We recommend you take the following steps:
Check your listing and make sure every part of it is optimized.
Change your keyword match types.
Increase your bids for specific keywords.
Adjust your keywords to include longer and more specific search terms.
Amazon is a highly competitive marketplace, and you may find that a low bid is not going to give your campaign the visibility you need to get conversions.
We gathered some of the most common reasons for low impressions that are worth checking:
Your product is in the right subcategory. Manual campaigns have at least 300 keywords (and only use phrase match in the beginning).
The keywords are relevant to the listing.
The campaign has been live for at least seven days.
If an automatic campaign is not having any impressions, Amazon may not trust your product yet. Be aware that zero impressions can also mean that your ad campaign is blocked by Amazon.
There are three keyword match types that you can use in your Amazon PPC ad campaigns: broad, phrase, and exact.
Broad match will include your ad in searches related to the keyword, and can include quite loosely related terms.
Phrase match lets your ad appear when someone searches for a relevant phrase that contains your keywords, including slight variations or misspellings.
Exact match means your ad will only appear if the shopper searches for the exact keyword or phrase you’ve chosen.
Each of these match types has pros and cons, and can work well in the right circumstances.

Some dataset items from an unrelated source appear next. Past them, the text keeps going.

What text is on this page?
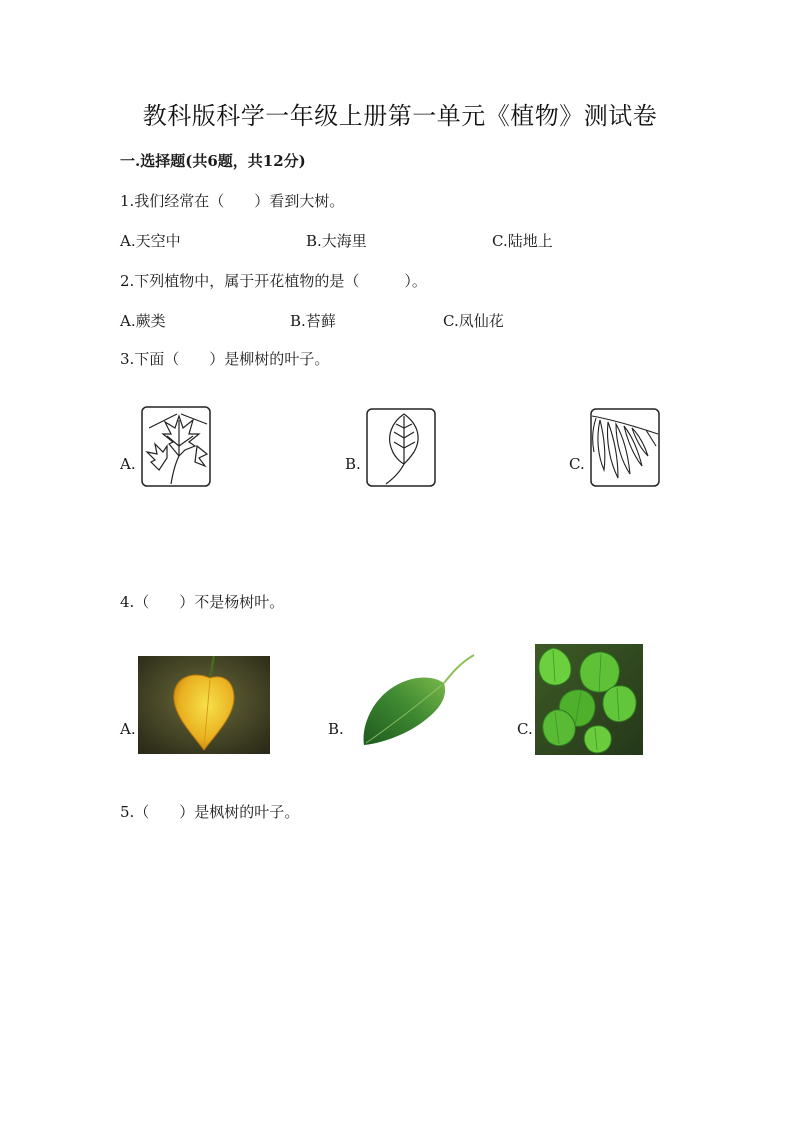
教科版科学一年级上册第一单元《植物》测试卷
一.选择题(共6题，共12分)
1.我们经常在（　　）看到大树。
A.天空中	B.大海里	C.陆地上
2.下列植物中，属于开花植物的是（　　　）。
A.蕨类	B.苔藓	C.凤仙花
3.下面（　　）是柳树的叶子。
A.	B.	C.
4.（　　）不是杨树叶。
A.	B.	C.
5.（　　）是枫树的叶子。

For example:
Broad match is useful for finding new keywords.
Exact match works well to target very relevant keywords with higher bids.
Phrase match can help to reduce ad spend while remaining open to minor variations.
It is worth testing all three match types to find which one performs better for each keyword. Amazon includes a lot of factors when deciding which PPC ads to show, so the results can be surprising.
For example, if Amazon reckons that the customer is ready to buy, it will be more likely to show exact keyword matches. If the algorithm decides the customer is still in the research stage, it is more likely to show broad keyword matches.
If your ads are actually showing but you’re not getting any clicks, it’s probably a problem with your listing.
We suggest you try the following:
Make the main image more appealing
Improve your title
Make sure you have the right keywords in your listing
Increase your bid so you get more impressions
In this video we discuss five tips to improve your Amazon listing conversion rates.
If your ads are driving traffic to the listing but it’s not converting, you’ll want to check:
Make sure your pricing is competitive in the category. High prices might be holding buyers back from buying.
Look at the quality of your listing. We can’t emphasize more on this, but make sure it’s optimized to create sales with great photos, a descriptive title, correct keywords, and relevant content explaining the features and benefits of the product.
Last, but not least, be patient since it may take a while for listings to begin converting. If you have been running your new PPC campaign for less than seven days you might want to hold on a while before you start making any changes.
After all that, if you are still getting a significant amount of clicks but no sales, your product is likely just not good enough.
We hope this post helped you acquire more knowledge on Amazon and encouraged you to keep working on it.